Tu confonds l'être du monde et l'être au monde, je pense,  l'ontologie et l'éthique si tu préfères.
Un objet, même immatériel est au monde dans la première acception,-ne fut-ce que par abstraction, mais il n'est pas, dans la deuxième option.


----------



## Pascal 77 (15 Septembre 2008)

MarieStockholm a dit:


> on peut se demander ce qui est plus propre à assurer une communication (et partant une existence) efficace, du bling-bling ou du tsoin-tsoin.



Ben, à vrai dire, si j'en juge par les 4 pages de ce thread, leur réunion dans un même topic génère une dose non négligeable de communication.


----------



## pascalformac (15 Septembre 2008)

un homme tronc communique 
Et en plus il est utile
- piece decorative
   ah les horreurs  placées en excuses artistiques au milieu de ces multiples ronds points  sens giratoires qui eclorèrent dans de endroits parfois si absurdes ( mais une belle rente pour certains architectes et unique oportunité d'etre achetés pour certains artistes)
- peut judicieusement remplacer les arbres pour certains canins ( entretien minimal)
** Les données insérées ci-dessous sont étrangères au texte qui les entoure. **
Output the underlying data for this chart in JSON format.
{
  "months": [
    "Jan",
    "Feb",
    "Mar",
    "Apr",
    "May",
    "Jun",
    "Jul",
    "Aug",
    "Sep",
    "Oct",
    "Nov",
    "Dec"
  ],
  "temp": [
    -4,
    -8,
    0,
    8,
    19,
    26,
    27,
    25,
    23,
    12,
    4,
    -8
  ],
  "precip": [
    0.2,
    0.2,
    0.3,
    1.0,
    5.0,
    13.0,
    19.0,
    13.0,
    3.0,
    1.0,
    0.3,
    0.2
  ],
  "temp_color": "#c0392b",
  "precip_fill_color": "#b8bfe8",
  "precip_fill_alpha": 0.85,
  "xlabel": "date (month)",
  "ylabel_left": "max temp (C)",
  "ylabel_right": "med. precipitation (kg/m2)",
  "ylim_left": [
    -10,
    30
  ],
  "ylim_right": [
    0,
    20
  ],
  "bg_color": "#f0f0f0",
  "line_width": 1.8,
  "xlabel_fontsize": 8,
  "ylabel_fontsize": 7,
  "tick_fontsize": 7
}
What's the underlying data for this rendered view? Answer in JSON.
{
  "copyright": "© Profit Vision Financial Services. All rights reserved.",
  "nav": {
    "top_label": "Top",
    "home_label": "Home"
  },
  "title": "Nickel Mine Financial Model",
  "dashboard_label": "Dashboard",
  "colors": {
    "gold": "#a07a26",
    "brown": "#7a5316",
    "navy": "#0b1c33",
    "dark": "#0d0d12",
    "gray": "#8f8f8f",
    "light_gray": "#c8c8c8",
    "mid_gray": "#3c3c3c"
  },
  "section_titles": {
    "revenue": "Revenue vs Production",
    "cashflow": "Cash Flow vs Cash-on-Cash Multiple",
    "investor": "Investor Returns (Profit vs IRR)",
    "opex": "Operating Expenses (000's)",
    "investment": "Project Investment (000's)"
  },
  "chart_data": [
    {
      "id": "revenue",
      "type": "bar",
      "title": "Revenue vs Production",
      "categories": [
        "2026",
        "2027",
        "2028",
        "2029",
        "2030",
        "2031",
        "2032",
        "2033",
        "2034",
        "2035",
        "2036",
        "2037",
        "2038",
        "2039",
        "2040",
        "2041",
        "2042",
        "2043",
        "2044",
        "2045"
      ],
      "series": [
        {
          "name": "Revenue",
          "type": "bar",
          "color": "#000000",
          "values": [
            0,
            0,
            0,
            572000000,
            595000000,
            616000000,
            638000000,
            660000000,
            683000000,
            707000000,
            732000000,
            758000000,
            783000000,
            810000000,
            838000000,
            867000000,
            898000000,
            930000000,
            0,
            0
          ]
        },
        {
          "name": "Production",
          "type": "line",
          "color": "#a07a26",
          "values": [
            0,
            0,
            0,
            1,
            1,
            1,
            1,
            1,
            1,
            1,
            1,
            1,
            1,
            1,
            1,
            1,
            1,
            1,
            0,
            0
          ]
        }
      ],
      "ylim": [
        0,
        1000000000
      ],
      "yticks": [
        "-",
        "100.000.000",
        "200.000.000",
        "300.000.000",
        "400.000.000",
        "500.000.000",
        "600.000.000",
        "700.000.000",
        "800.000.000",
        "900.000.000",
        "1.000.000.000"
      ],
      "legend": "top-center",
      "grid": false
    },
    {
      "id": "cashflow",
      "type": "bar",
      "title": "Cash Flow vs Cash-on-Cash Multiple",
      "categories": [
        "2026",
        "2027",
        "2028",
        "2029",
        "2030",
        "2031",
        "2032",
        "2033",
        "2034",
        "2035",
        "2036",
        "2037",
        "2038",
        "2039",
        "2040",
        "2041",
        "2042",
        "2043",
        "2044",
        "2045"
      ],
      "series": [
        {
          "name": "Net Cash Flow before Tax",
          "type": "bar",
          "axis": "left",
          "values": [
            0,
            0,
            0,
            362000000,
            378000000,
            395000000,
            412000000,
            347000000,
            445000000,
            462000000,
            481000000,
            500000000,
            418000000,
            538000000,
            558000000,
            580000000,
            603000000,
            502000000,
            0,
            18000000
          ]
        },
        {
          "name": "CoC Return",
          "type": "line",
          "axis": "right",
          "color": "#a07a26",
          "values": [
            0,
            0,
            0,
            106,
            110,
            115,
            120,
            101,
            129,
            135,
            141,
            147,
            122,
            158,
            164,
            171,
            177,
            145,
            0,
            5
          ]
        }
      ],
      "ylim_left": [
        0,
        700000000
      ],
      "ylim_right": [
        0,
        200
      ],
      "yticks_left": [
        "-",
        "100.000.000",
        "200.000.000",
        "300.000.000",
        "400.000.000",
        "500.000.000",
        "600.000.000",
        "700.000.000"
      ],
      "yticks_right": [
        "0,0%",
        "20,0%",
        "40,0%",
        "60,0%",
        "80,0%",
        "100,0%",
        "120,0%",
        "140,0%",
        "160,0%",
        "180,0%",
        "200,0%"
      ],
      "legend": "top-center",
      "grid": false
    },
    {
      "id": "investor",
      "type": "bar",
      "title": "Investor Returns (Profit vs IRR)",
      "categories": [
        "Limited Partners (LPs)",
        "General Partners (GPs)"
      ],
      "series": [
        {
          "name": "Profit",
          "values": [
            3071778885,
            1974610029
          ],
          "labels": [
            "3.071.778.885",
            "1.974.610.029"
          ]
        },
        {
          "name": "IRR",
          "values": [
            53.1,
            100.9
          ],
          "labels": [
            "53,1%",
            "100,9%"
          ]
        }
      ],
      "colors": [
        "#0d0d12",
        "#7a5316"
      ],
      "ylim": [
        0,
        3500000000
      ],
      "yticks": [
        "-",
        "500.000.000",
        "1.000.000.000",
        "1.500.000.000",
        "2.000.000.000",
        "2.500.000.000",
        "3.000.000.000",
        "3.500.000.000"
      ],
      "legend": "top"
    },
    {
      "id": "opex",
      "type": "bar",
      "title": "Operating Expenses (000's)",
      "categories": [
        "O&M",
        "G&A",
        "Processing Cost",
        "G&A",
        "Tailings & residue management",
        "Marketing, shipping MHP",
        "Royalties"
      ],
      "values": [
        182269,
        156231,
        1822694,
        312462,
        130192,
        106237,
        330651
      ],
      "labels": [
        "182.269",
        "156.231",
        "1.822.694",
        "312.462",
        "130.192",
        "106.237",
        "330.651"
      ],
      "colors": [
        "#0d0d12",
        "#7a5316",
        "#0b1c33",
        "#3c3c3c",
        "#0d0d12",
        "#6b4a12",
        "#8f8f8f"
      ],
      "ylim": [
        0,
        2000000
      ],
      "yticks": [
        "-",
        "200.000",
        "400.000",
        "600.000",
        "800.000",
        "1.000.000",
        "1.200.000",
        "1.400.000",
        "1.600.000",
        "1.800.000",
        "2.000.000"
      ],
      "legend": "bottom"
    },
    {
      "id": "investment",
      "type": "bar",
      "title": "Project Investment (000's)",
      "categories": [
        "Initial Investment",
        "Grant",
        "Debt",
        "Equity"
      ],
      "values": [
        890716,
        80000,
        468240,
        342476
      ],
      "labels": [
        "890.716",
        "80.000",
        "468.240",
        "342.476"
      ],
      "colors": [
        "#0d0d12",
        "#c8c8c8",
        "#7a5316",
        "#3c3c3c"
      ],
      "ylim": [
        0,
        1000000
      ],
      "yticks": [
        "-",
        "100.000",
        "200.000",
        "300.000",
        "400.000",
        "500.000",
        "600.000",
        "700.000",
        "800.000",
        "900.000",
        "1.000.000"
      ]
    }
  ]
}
et ne pas négliger le rôle economique : tirelire
_ edit_
 bien entendu en ce cas il est forcement bling bling 
( sauf si placé  dans une zone de radins)


----------



## Anonyme (15 Septembre 2008)

estomak a dit:


> Mais non, imagine, -chimère philosophique- le cas d'un homme sourd, muet, aveugle, sans jambes et manchot, en un mot, un homme tronc.



Et bien, cet homme urine - partant, il se vide la vessie pour remplir ses toilettes, selon la bonne vieille méthode des vases communicants.
Il communique, donc.
CQFD - vous pouvez retourner vous coucher.

C'était PonkHead, pour la sentence pouet-pouet du jour, à vous les studios.


----------



## pascalformac (15 Septembre 2008)

Et j'avais oublié
 non seulement il pisse mais il fume  et écrit!

voir l'excellent film de Browning  " freaks" 
( chef d'oeuvre , faux film d'horreur , vrai film sur la tolérance)

Prince Randian l'homme tronc
Accessoirement il est aussi un ami , intégré dans le groupe
et également piercé et noir


----------



## tirhum (15 Septembre 2008)

PATOCHMAN a dit:


> Et vous ; vous êtes... ?


tirhum. :style:


----------



## rigolpazavexa (15 Septembre 2008)

En un siècle, l'homme est passé de la réclame à la publicité pour se parachever dans la communication. 

Il communique, donc il est. Mais il ne pense plus.
Derechef, il est bling bling, ou roseau roseau.

En direct avec Pascal.  A vous Descartes.


----------



## Pascal 77 (15 Septembre 2008)

rigolpazavexa a dit:


> En direct avec Pascal.



T'es gentil, tu me mêles pas à tes histoires !


----------



## Anonyme (15 Septembre 2008)

Pascal 77 a dit:


> T'es gentil, tu me mêles pas à tes histoires !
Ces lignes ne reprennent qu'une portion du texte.